Nicht zuletzt die Trennung von Schlagzeuger Guðmundur Óli Pálmason hat bei einigen Hörern die Frage aufkommen lassen, was wohl die Zukunft bringen wird? Als Gründungsmitglied war er nicht einfach nur Musiker, sondern auch ein Teil der Ideenschmiede von Solstafir.
„Silfur-Refur“, der erste Song auf dem Album steht ganz im Zeichen von Solstafir. Lehnen wir uns zurück und schließen die Augen. Ganz langsam und schleppend baut sich dieses Stück auf. Behält man dabei das Cover Artwork vor seinem geistigen Auge, so hat man doch das Gefühl eben an jenem See zu sitzen während der Nebel einen Stück für Stück verschlingt. Umgeben von dem Tremolo Sound der Gitarren sowie dem begleitenden Schlagzeug heißt man die Einsamkeit willkommen. Doch plötzlich steigern sich Tempo und Härte und Sänger Aðalbjörn Tryggvason betritt die Bühne. In alter Solstafir-Manier gesanglich immer etwas schräg und qualvoll.
Berauscht von diesem Einstieg ist der Übergang zu „Isafold“ schon etwas unerwartet. In die 70er zurückversetzt gibt der Klang der Gitarren einem das Gefühl gerade mitten in eine Jam-Session reingeplatzt zu sein. Umrahmt wird dieser Sound von einem eingängigen Bass- und Synthesizer Sound. Trotz des Disco Einschlages ist „Isafold“ eines der sanftesten Lieder auf dem Album.

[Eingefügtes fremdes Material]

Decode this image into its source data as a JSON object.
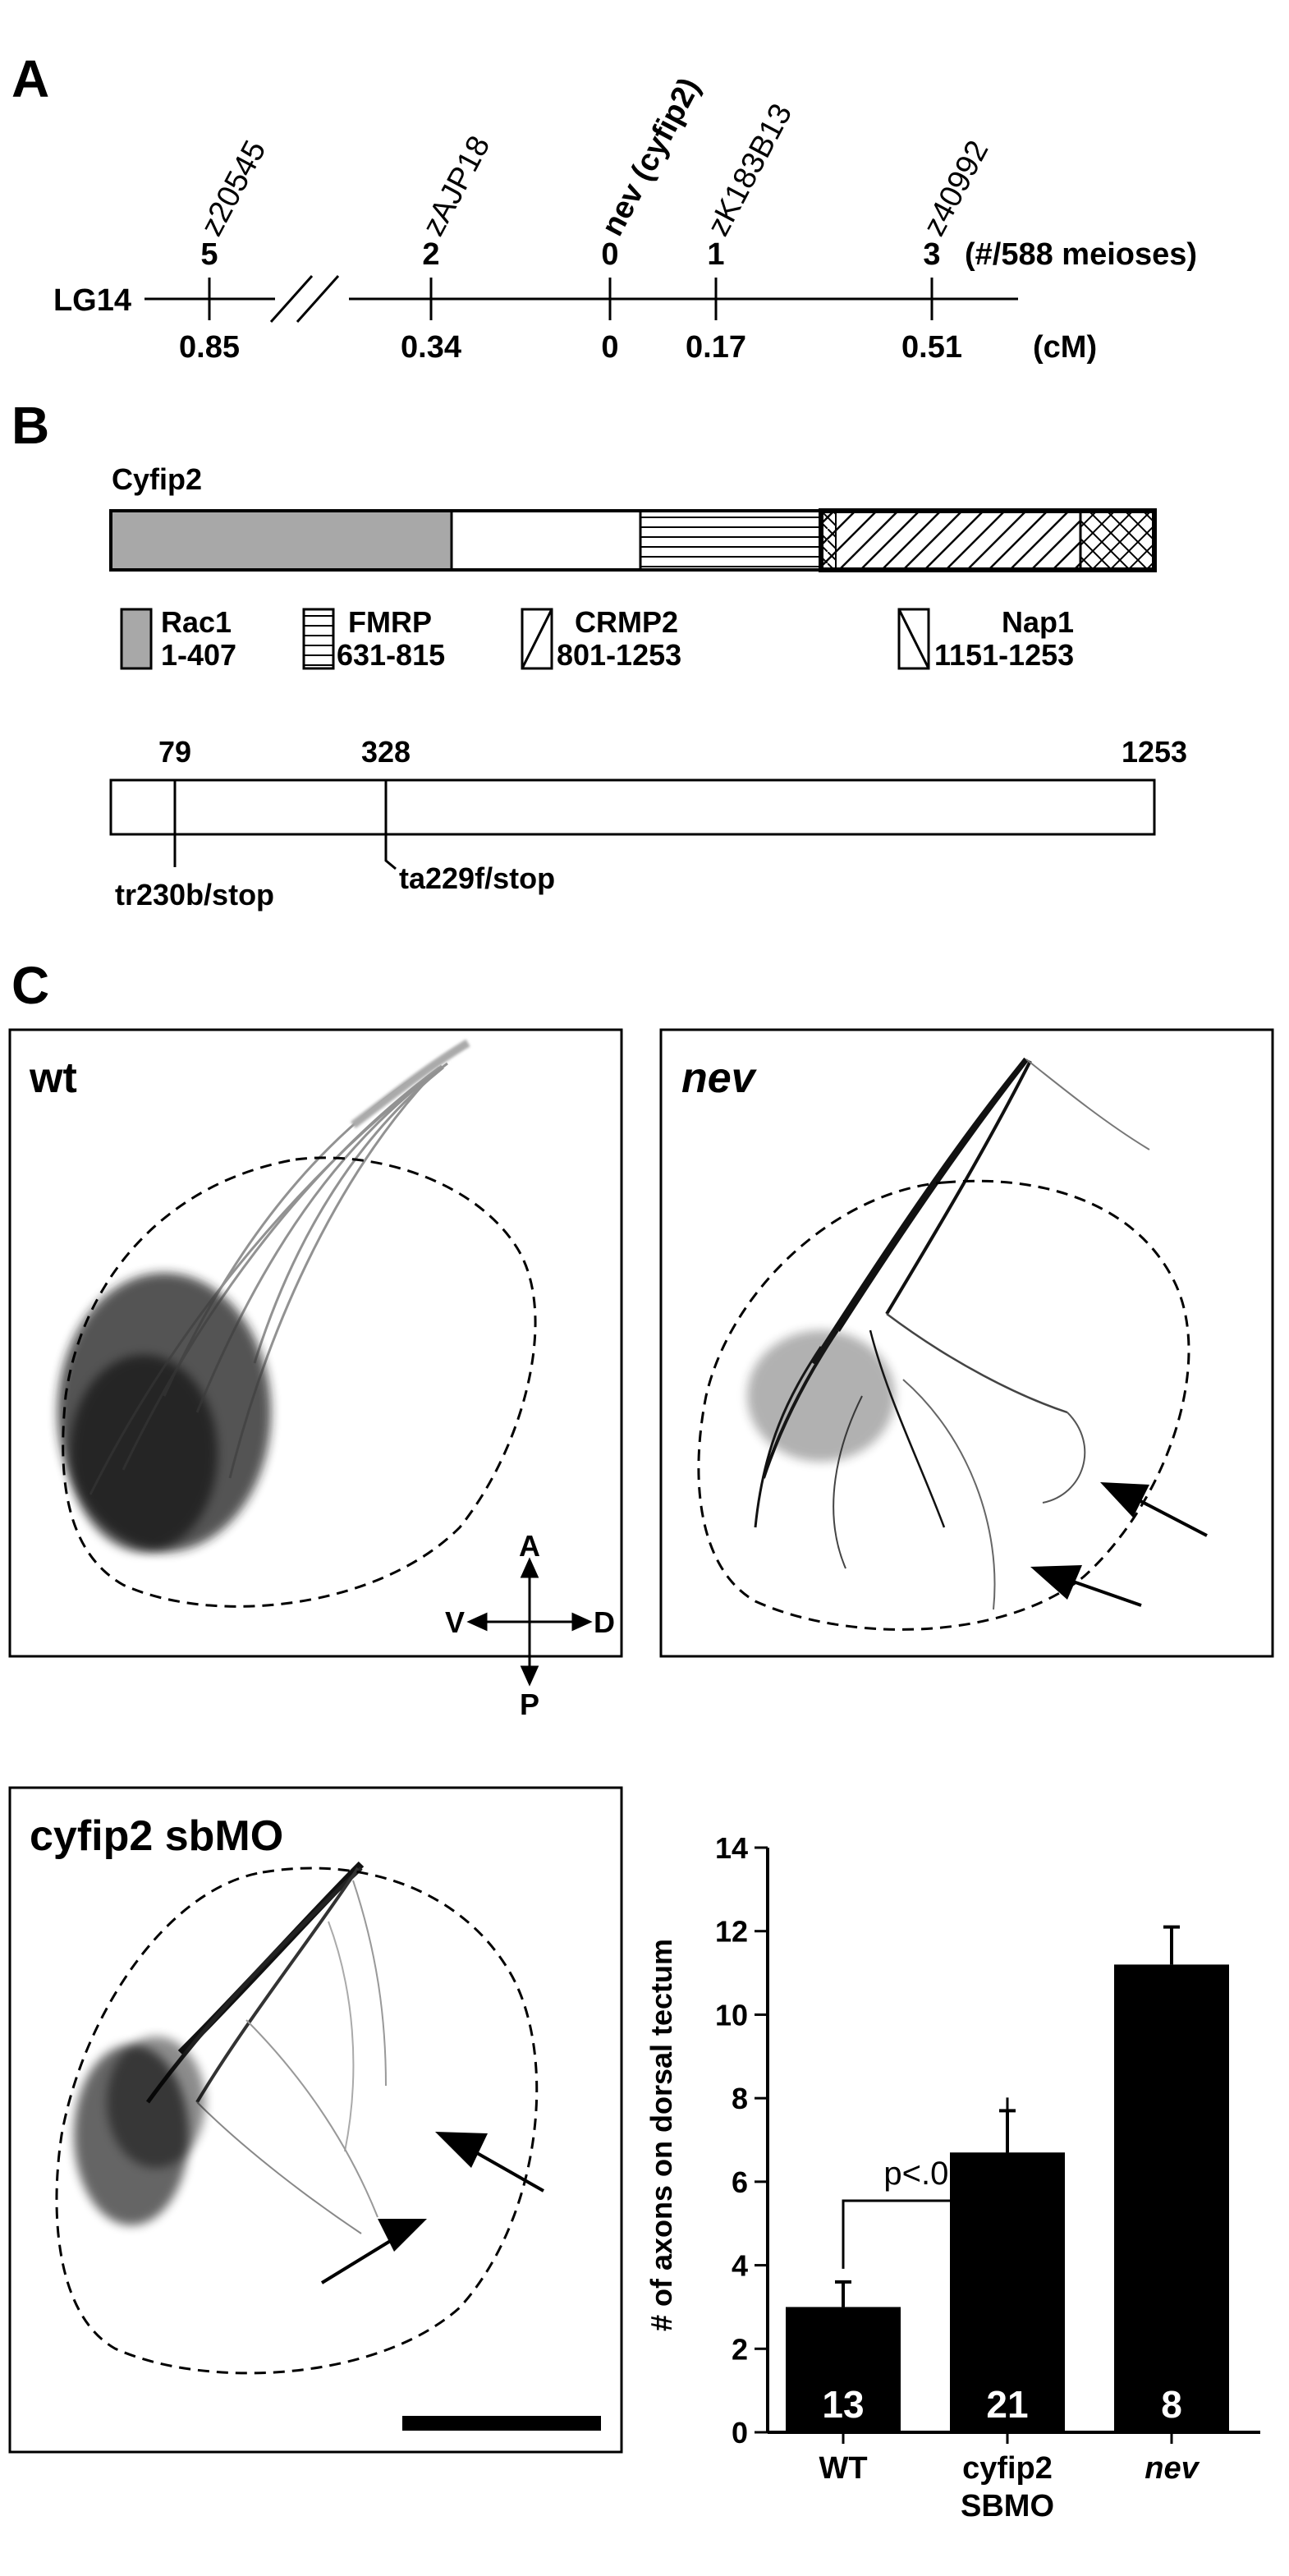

Einen emotionalen Seelenstriptease legen die Jungs mit ihrem einfühlsamen Song „Hula“ hin. Der groovige Rhythmus, begleitet durch die Klänge des Klaviers, wiegen den Hörer sanft hin und her. Die orchestrale Untermalung sowie der Einsatz einer Frauenstimme harmonieren wunderbar mit dem ausbrechenden Gesang von Aðalbjörn. Der Spannungsbogen zum Ende des Liedes wurde musikalisch sehr gut umgesetzt.
„Nárós“ bietet einem erstmal die Möglichkeit sich mental wieder zu sammeln. Ungefähr 3 Minuten gibt sich die Band sehr minimalistisch. Gesang und Instrumente wirken dezimiert, um sich dann in ein wahres Gefühlschaos zu ergießen. Dieser Break ist einfach perfekt umgesetzt, das Lied gewinnt sofort an Geschwindigkeit und zaubert mir gesanglich immer wieder eine Gänsehaut (und das im positiven Sinne). Mit „Nárós“ bricht man zum ersten Mal aus diesem Fluss von Melancholie aus und stimmt einen etwas härteren Ton an. Das Spiel von Trauer und Wut erinnert an den Song „Lágnætti“. Von dieser Art hätte ich gerne mehr auf dem Album gehabt.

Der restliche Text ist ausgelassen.